“These markers are identical,” the geneticist said. He didn’t look up from the yellow printout on his desk. He kept tapping his silver pen against the corner of the wood. It was a dull, rhythmic sound.
Tap. Tap. Tap. “This woman is a first-degree maternal relative to your daughter. A mother, a sister, or a grandmother. There is no other genetic option.”
My stomach dropped. I just stood there staring because my brain genuinely stopped working for a second. I remember the exact smell of that office. It smelled like floor wax and old coffee. I could hear the hum of the vending machine outside in the hallway.
My daughter, Maya, was 14. She was lying in room 312 at Mercy Hospital in Fremont, Ohio. She had been admitted three days earlier after a bad fainting spell at track practice. The doctors told us she had a rare autoimmune condition that was destroying her red blood cells. She needed an AB-negative transfusion immediately. It is a rare blood type, found in only 1% of the population.
To make things worse, Maya had a rare antibody variant. The hospital did not have a matching unit in their local inventory.
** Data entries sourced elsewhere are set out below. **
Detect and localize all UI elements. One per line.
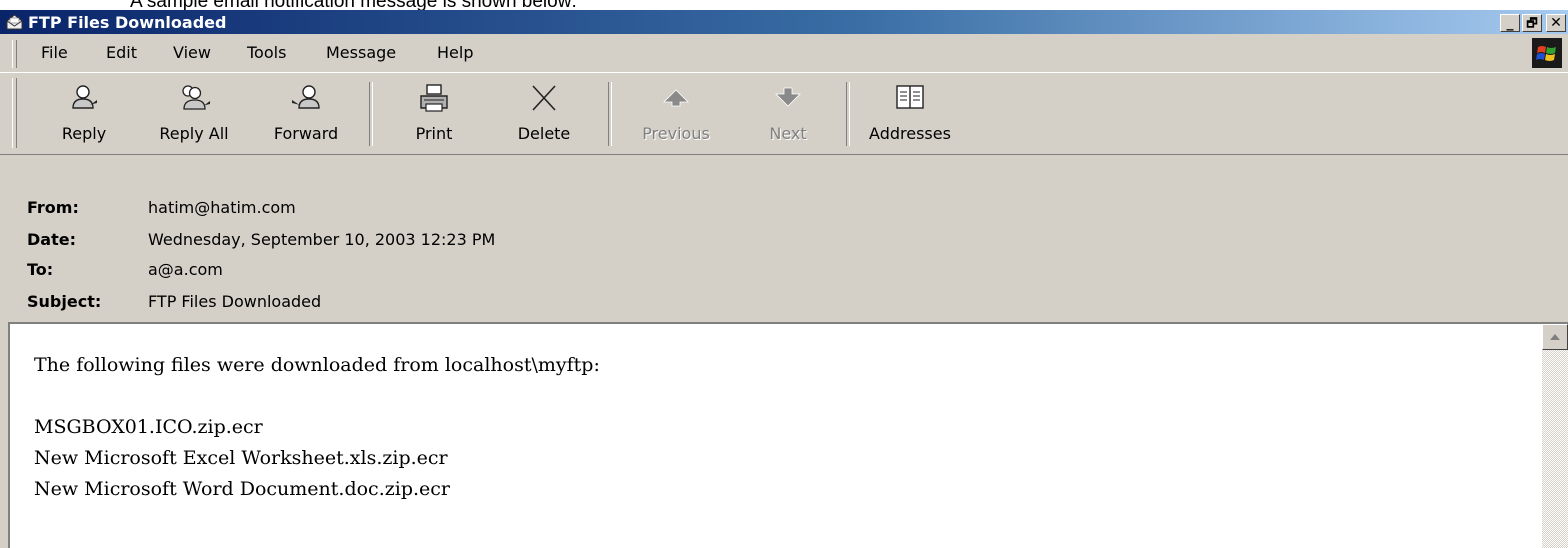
body-blank-line bbox=[34, 381, 600, 412]
subject-label: Subject: bbox=[27, 292, 102, 311]
next-button[interactable]: Next bbox=[748, 78, 828, 152]
reply-all-label: Reply All bbox=[159, 124, 229, 143]
body-text: The following files were downloaded from… bbox=[34, 350, 600, 505]
to-value: a@a.com bbox=[148, 260, 223, 279]
windows-logo-icon bbox=[1532, 38, 1562, 68]
toolbar-separator bbox=[369, 82, 373, 146]
message-headers: From: hatim@hatim.com Date: Wednesday, S… bbox=[0, 156, 1568, 316]
message-window: FTP Files Downloaded _ 🗗 ✕ File Edit Vie… bbox=[0, 10, 1568, 548]
toolbar-grip[interactable] bbox=[12, 78, 17, 148]
vertical-scrollbar[interactable] bbox=[1542, 324, 1568, 548]
window-title: FTP Files Downloaded bbox=[28, 13, 227, 32]
delete-x-icon bbox=[532, 85, 556, 111]
menu-message[interactable]: Message bbox=[326, 43, 396, 62]
body-intro: The following files were downloaded from… bbox=[34, 354, 600, 376]
menu-edit[interactable]: Edit bbox=[106, 43, 137, 62]
address-book-icon bbox=[896, 85, 924, 109]
subject-value: FTP Files Downloaded bbox=[148, 292, 322, 311]
toolbar-separator bbox=[608, 82, 612, 146]
close-button[interactable]: ✕ bbox=[1546, 14, 1566, 32]
printer-icon bbox=[420, 84, 448, 112]
previous-button[interactable]: Previous bbox=[626, 78, 726, 152]
date-value: Wednesday, September 10, 2003 12:23 PM bbox=[148, 230, 496, 249]
menu-tools[interactable]: Tools bbox=[247, 43, 286, 62]
addresses-button[interactable]: Addresses bbox=[858, 78, 962, 152]
down-arrow-icon bbox=[775, 87, 801, 107]
next-label: Next bbox=[769, 124, 807, 143]
file-item: New Microsoft Excel Worksheet.xls.zip.ec… bbox=[34, 447, 448, 469]
menu-file[interactable]: File bbox=[41, 43, 68, 62]
forward-button[interactable]: Forward bbox=[258, 78, 354, 152]
menu-view[interactable]: View bbox=[173, 43, 211, 62]
print-button[interactable]: Print bbox=[394, 78, 474, 152]
file-item: New Microsoft Word Document.doc.zip.ecr bbox=[34, 478, 450, 500]
reply-all-button[interactable]: Reply All bbox=[148, 78, 240, 152]
from-value: hatim@hatim.com bbox=[148, 198, 296, 217]
reply-all-icon bbox=[182, 85, 210, 110]
menu-help[interactable]: Help bbox=[437, 43, 473, 62]
minimize-button[interactable]: _ bbox=[1500, 14, 1520, 32]
reply-label: Reply bbox=[61, 124, 107, 143]
delete-button[interactable]: Delete bbox=[498, 78, 590, 152]
date-label: Date: bbox=[27, 230, 76, 249]
addresses-label: Addresses bbox=[869, 124, 951, 143]
menu-grip[interactable] bbox=[12, 40, 17, 68]
message-body[interactable]: The following files were downloaded from… bbox=[8, 322, 1568, 548]
restore-button[interactable]: 🗗 bbox=[1522, 14, 1542, 32]
scroll-up-arrow-icon bbox=[1550, 334, 1560, 340]
from-label: From: bbox=[27, 198, 79, 217]
scroll-up-button[interactable] bbox=[1542, 324, 1568, 350]
reply-button[interactable]: Reply bbox=[44, 78, 124, 152]
file-item: MSGBOX01.ICO.zip.ecr bbox=[34, 416, 263, 438]
forward-label: Forward bbox=[273, 124, 339, 143]
menu-bar: File Edit View Tools Message Help bbox=[0, 36, 1568, 73]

They had to search the regional registry.
At 2 AM during the night shift, a young nurse named Sarah walked into Maya’s room. She was exhausted, her eyes red-rimmed. She handed me a clipboard with a consent form. “We found a donor,” she whispered. “A woman named Patricia Coleman. She lives about 40 miles away. She just donated a unit at our mobile clinic.”
But Sarah had attached the donor’s intake profile to my clipboard by mistake. It was a yellow sheet of paper. I saw the name Patricia Coleman written in blue ballpoint ink.
Below it was the laboratory analysis. My eyes traced the antibody markers.
My hands started to cold-sweat. I knew that specific marker combination. I had seen it once before on an old medical card belonging to my mother, Clara, who died of cancer back in 1999. I was only nine when she passed, but I kept her old red vinyl wallet in a shoe box in my closet. The card inside had the exact same rare maternal antibody sequencing.
But I had no sisters. Maya had no aunts. And my mother had been buried in the cemetery behind Grace Methodist Church for twenty-five years.
I took the paper to Dr. Aris, the on-duty geneticist. That was when he told me about the first-degree match. It didn’t make sense. It was impossible.
I went back to Maya’s room. She was sleeping, her face pale against the white hospital sheets. Her favorite stuffed bear, a worn brown thing with one ear missing, was tucked under her arm. I kissed her forehead. Then I took the yellow paper, got into my old Chevy, and started driving.
I needed to understand. I couldn’t just sit in that room waiting for the delivery courier while my head was spinning.